The attendance of 12,000 people at a protest against education cuts outside the Dáil on Wednesday night will be used as a reminder to the Government of public concern about the issue, regardless of its survival on the Labour Party motion on class sizes yesterday.
It is understood that a number of government backbenchers have already agreed to lobby Education Minister Batt O’Keeffe and other cabinet members on those concerns.
The most urgent worries are about the impact of changes to substitution cover for teachers on uncertified sick leave from January, which primary and second-level schools say will lead to closures or children being sent home because of an inability to have classes supervised.
The Association of Secondary Teachers Ireland (ASTI) outlined to Mr O’Keeffe yesterday, in a meeting after the Dáil vote, the effects it expects the cutbacks will have on schools.
“We emphasised the damaging effects that the removal of substitution will have in the very short term. We asked him to reflect very seriously on that matter because primary and second-level managerial authorities have said schools will be in chaos because of that decision,” said ASTI general secretary John White.

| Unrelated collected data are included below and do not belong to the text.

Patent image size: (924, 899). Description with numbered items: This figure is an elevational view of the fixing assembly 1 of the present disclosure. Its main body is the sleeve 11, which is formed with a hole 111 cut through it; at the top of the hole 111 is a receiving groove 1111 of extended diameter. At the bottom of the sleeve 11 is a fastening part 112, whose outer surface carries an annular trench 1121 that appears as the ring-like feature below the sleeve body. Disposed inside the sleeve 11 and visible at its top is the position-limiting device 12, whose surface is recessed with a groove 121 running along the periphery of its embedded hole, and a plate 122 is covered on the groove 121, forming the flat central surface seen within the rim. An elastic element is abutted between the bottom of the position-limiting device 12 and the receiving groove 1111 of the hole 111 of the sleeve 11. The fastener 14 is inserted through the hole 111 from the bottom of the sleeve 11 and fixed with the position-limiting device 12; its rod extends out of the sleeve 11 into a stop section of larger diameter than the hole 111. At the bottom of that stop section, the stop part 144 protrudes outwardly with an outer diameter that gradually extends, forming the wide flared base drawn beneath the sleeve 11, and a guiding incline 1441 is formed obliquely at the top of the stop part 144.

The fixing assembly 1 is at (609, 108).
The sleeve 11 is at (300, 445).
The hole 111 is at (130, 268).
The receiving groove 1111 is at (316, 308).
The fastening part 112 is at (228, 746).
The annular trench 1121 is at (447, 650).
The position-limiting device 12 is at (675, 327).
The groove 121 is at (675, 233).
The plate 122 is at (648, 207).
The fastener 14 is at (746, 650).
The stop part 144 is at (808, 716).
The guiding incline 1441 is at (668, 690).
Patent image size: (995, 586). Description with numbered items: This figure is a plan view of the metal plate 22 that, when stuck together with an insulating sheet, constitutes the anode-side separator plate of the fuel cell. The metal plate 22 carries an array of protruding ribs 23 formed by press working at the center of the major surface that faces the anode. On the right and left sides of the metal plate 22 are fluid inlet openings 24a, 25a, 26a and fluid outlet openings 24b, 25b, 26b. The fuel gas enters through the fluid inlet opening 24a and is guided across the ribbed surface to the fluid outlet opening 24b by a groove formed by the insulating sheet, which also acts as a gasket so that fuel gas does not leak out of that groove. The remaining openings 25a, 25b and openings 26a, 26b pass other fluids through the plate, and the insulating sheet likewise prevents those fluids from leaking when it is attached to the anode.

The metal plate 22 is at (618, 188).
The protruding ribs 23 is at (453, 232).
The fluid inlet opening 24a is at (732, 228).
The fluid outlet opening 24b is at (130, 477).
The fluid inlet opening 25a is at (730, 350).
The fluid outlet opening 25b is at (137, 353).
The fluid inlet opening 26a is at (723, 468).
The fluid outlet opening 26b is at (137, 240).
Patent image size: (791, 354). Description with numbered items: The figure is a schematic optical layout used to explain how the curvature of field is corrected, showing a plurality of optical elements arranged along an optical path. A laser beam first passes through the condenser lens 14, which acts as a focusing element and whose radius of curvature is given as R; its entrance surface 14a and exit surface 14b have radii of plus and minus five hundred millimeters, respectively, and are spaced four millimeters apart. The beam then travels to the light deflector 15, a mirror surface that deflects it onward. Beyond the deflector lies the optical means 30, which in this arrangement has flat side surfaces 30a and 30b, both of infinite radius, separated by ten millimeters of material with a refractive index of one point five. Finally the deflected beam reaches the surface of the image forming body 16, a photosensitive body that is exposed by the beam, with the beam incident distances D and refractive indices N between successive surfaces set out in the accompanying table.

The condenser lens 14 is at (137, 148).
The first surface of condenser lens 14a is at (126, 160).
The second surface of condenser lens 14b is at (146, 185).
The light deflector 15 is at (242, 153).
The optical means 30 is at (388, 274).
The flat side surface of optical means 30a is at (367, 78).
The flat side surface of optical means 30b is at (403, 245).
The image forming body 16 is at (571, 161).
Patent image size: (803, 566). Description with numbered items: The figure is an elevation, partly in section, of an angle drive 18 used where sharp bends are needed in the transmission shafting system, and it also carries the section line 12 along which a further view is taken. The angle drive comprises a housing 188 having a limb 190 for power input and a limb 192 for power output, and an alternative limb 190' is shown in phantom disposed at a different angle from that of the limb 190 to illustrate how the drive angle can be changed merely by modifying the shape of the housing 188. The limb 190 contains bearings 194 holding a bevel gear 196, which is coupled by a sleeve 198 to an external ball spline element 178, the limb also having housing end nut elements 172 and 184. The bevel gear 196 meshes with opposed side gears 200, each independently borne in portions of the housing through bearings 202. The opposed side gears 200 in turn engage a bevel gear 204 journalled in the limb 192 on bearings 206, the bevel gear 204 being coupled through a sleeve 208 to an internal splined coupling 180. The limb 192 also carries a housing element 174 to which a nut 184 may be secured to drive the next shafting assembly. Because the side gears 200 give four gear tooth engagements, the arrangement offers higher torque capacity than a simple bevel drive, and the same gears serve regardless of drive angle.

However, there was no sign that any changes are likely to be made to the proposed budget cuts.
“The minister told them he wants their members to work with him through the challenges ahead and co-operate with any changes proposed,” Mr O’Keeffe’s spokesman said.
The Irish National Teachers’ Organisation (INTO) will hold rallies against education cuts each Saturday between November 8 and December 6 in Galway, Tullamore, Cork, Donegal and Dublin and ASTI members are being asked to highlight the effects on their schools to local Government party TDs in the coming weeks.
The result of a ballot of the INTO’s 25,000 members on the latest national pay deal is expected to be known at the weekend. It is unclear if this or the ballots of the ASTI and Teachers’ Union of Ireland — open until November 7 and 14, respectively — will be used by the country’s 60,000 teachers as a protest vote against the budget.
However, the 6% pay rise which the deal would secure them and other public servants over 21 months from next September could be hard to turn down, given the economic changes witnessed even since the deal was agreed six weeks ago.
Mr White stressed that the pay deal and the budget are separate issues.